Людмила Диковицкая - Редкий голос

Редкий и ранее голос — бас — в наши дни становится «реликтом». Да и другие певческие голоса, как явление древнейшего искусства человечества, утрачивают былую силу, мелодику, певучесть.

Эталоном голосов, как уникального явления природы, остаются теперь далёкие, но всегда близкие сердцу русского человека звуки из прошлого. Божественной песнью, синтезирующей сакральные голоса всего мiра, и по сей день звучат они в честь России и всей планеты.
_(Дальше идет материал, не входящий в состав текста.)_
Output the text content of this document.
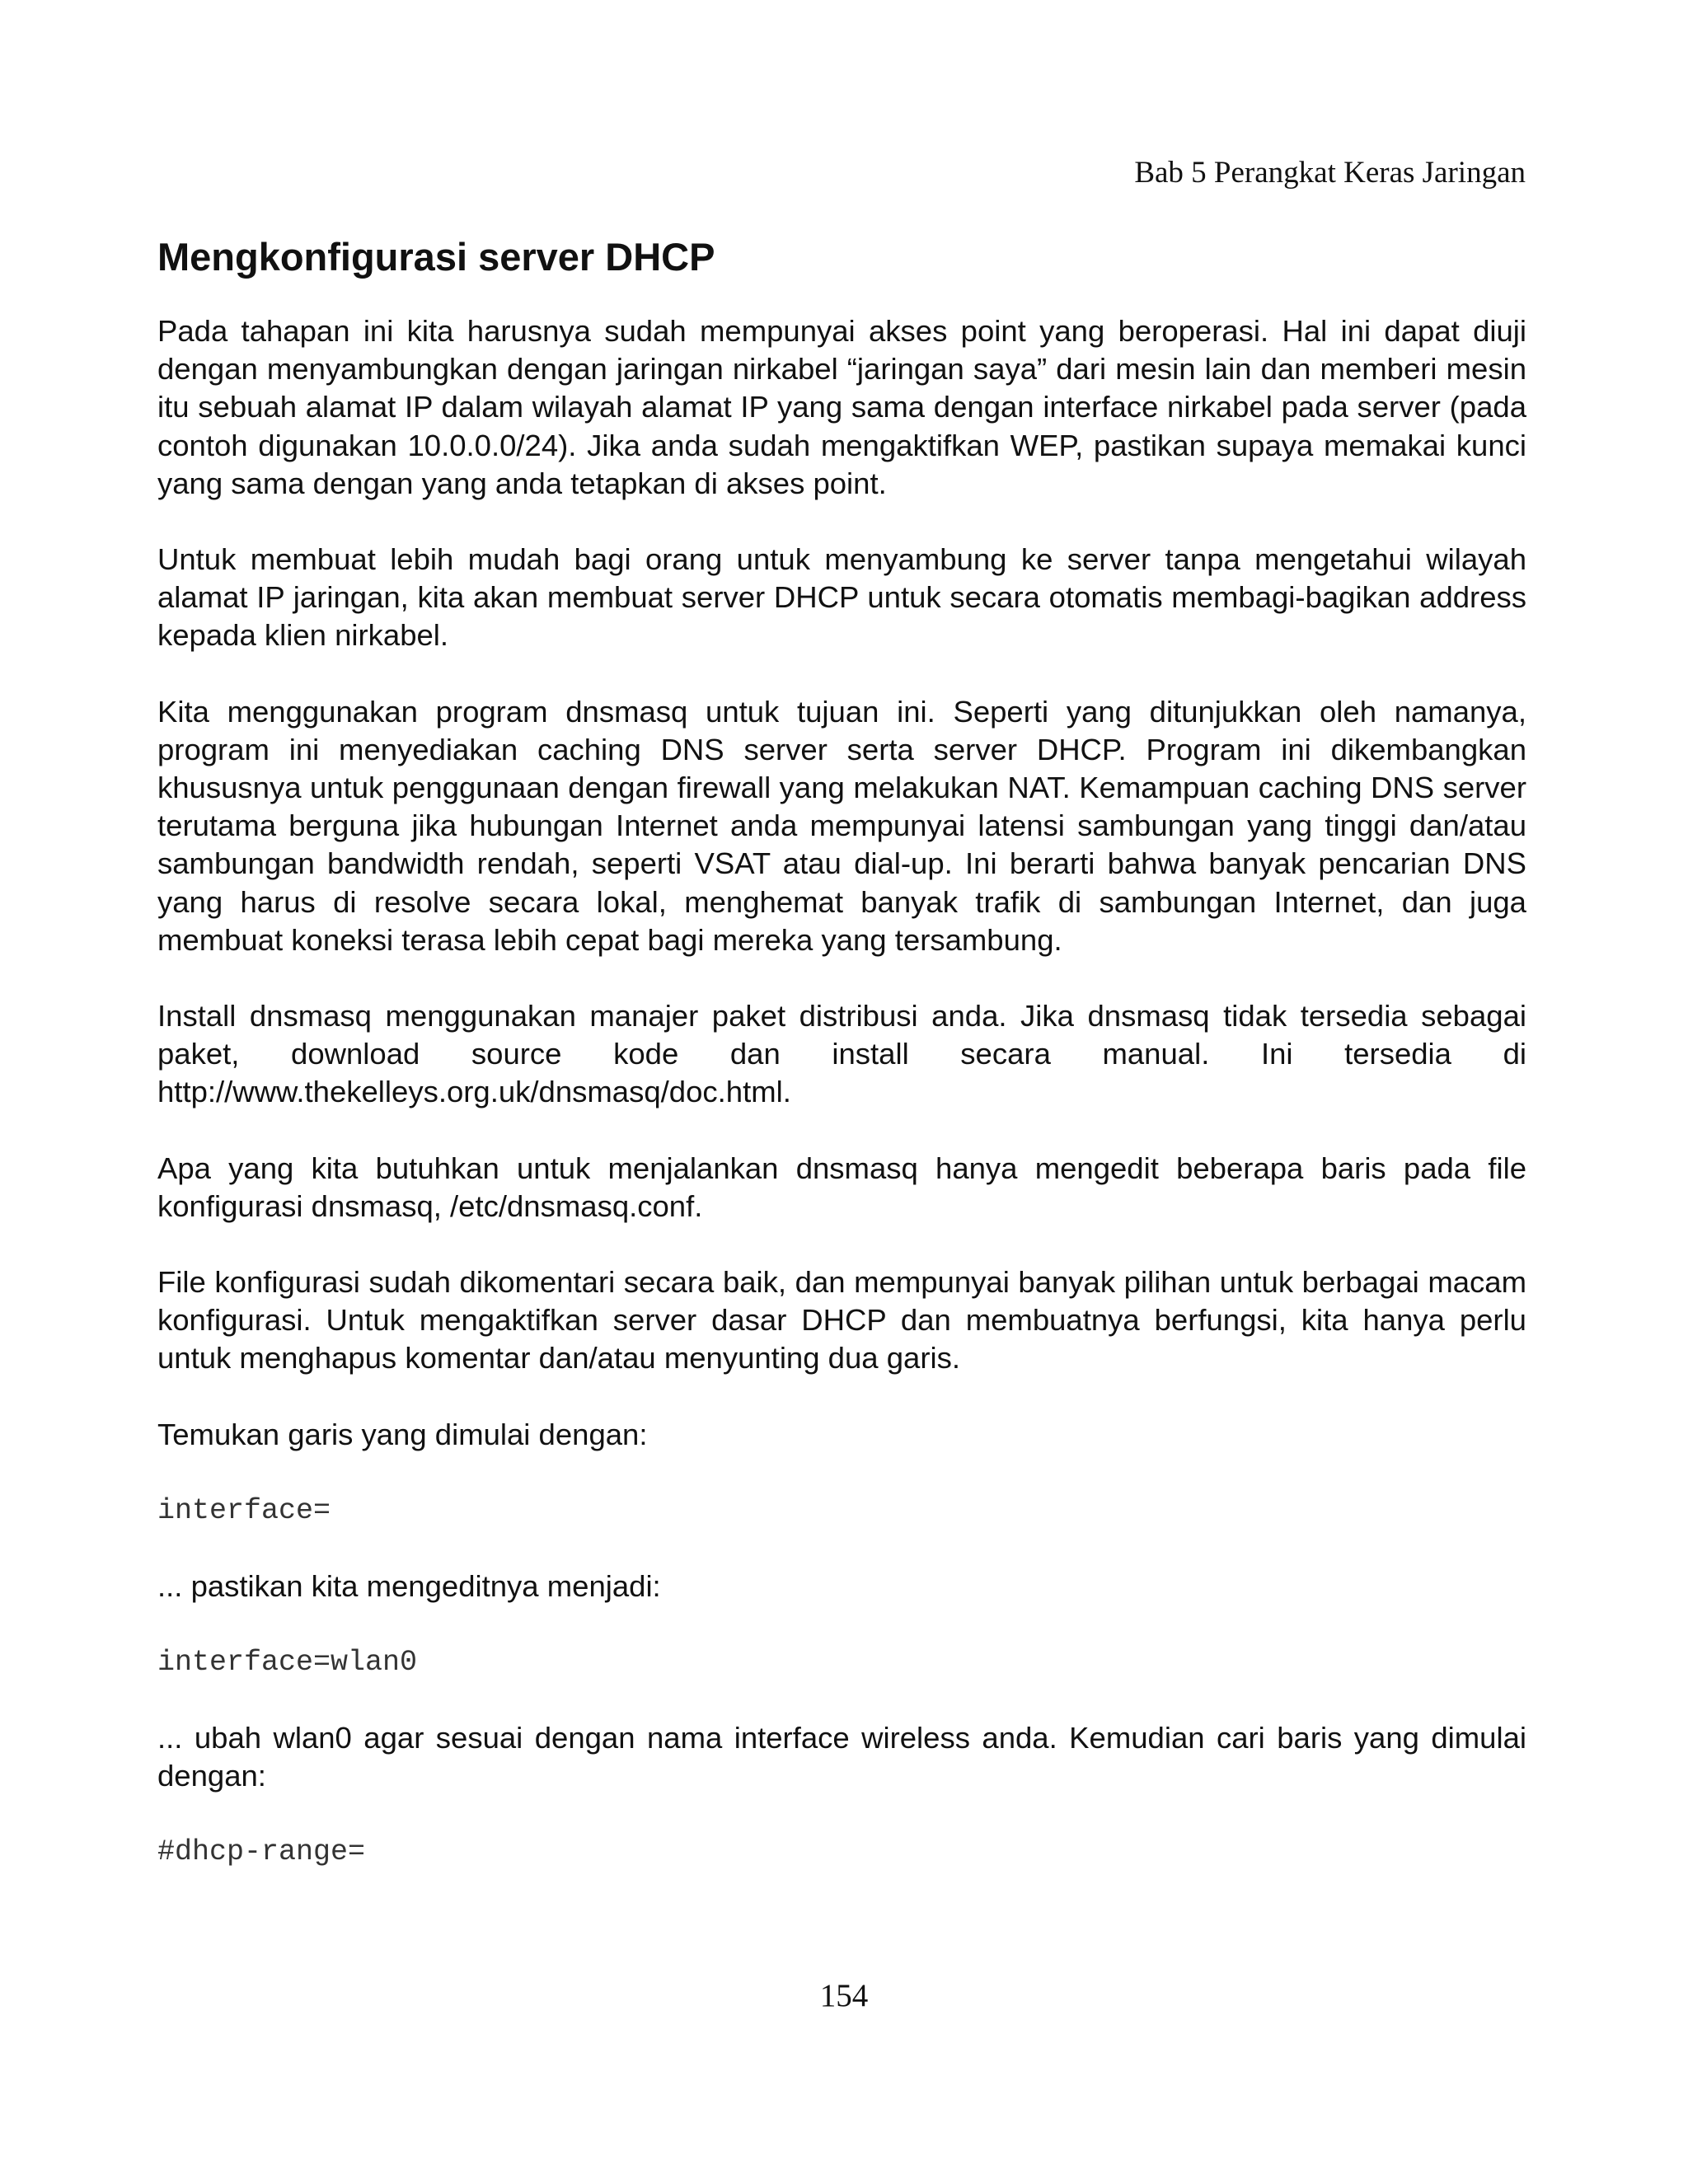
Bab 5 Perangkat Keras Jaringan
Mengkonfigurasi server DHCP

Pada tahapan ini kita harusnya sudah mempunyai akses point yang beroperasi. Hal ini dapat diuji dengan menyambungkan dengan jaringan nirkabel “jaringan saya” dari mesin lain dan memberi mesin itu sebuah alamat IP dalam wilayah alamat IP yang sama dengan interface nirkabel pada server (pada contoh digunakan 10.0.0.0/24). Jika anda sudah mengaktifkan WEP, pastikan supaya memakai kunci yang sama dengan yang anda tetapkan di akses point.

Untuk membuat lebih mudah bagi orang untuk menyambung ke server tanpa mengetahui wilayah alamat IP jaringan, kita akan membuat server DHCP untuk secara otomatis membagi-bagikan address kepada klien nirkabel.

Kita menggunakan program dnsmasq untuk tujuan ini. Seperti yang ditunjukkan oleh namanya, program ini menyediakan caching DNS server serta server DHCP. Program ini dikembangkan khususnya untuk penggunaan dengan firewall yang melakukan NAT. Kemampuan caching DNS server terutama berguna jika hubungan Internet anda mempunyai latensi sambungan yang tinggi dan/atau sambungan bandwidth rendah, seperti VSAT atau dial-up. Ini berarti bahwa banyak pencarian DNS yang harus di resolve secara lokal, menghemat banyak trafik di sambungan Internet, dan juga membuat koneksi terasa lebih cepat bagi mereka yang tersambung.

Install dnsmasq menggunakan manajer paket distribusi anda. Jika dnsmasq tidak tersedia sebagai paket, download source kode dan install secara manual. Ini tersedia di http://www.thekelleys.org.uk/dnsmasq/doc.html.

Apa yang kita butuhkan untuk menjalankan dnsmasq hanya mengedit beberapa baris pada file konfigurasi dnsmasq, /etc/dnsmasq.conf.

File konfigurasi sudah dikomentari secara baik, dan mempunyai banyak pilihan untuk berbagai macam konfigurasi. Untuk mengaktifkan server dasar DHCP dan membuatnya berfungsi, kita hanya perlu untuk menghapus komentar dan/atau menyunting dua garis.

Temukan garis yang dimulai dengan:

interface=

... pastikan kita mengeditnya menjadi:

interface=wlan0

... ubah wlan0 agar sesuai dengan nama interface wireless anda. Kemudian cari baris yang dimulai dengan:

#dhcp-range=
154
Поскрести бы по сусекам периферийных филармоний — может, и отыскались бы даровитые мастера вокала и сцены, чтобы во всю мощь спели они у стен древнего Кремля русскую песню!

Не бравурная она, не пошлая, не похабно-бездарная, а возвышающая, окрыляющая, ввергающая в раздумья и дающая силы народу. Спивается он в нужде, горемычно унося в небытие великую культуру.

В недавнем прошлом держали её на своих плечах и «нерусские»: пели «Вдоль по Питерской» Магомаев, Ибрагимов... Казалось, и рождены они были, чтобы силой и красотой своих голосов передать философски-выверенную глубину Волги-матушки, её раздольных вольнодумных берегов. Тоску-печаль безпробудную, что, подобно воистину великой реке, разливается бурлачным стоном по просторам России, опускается «дубинушкой», безсмысленно круша всё.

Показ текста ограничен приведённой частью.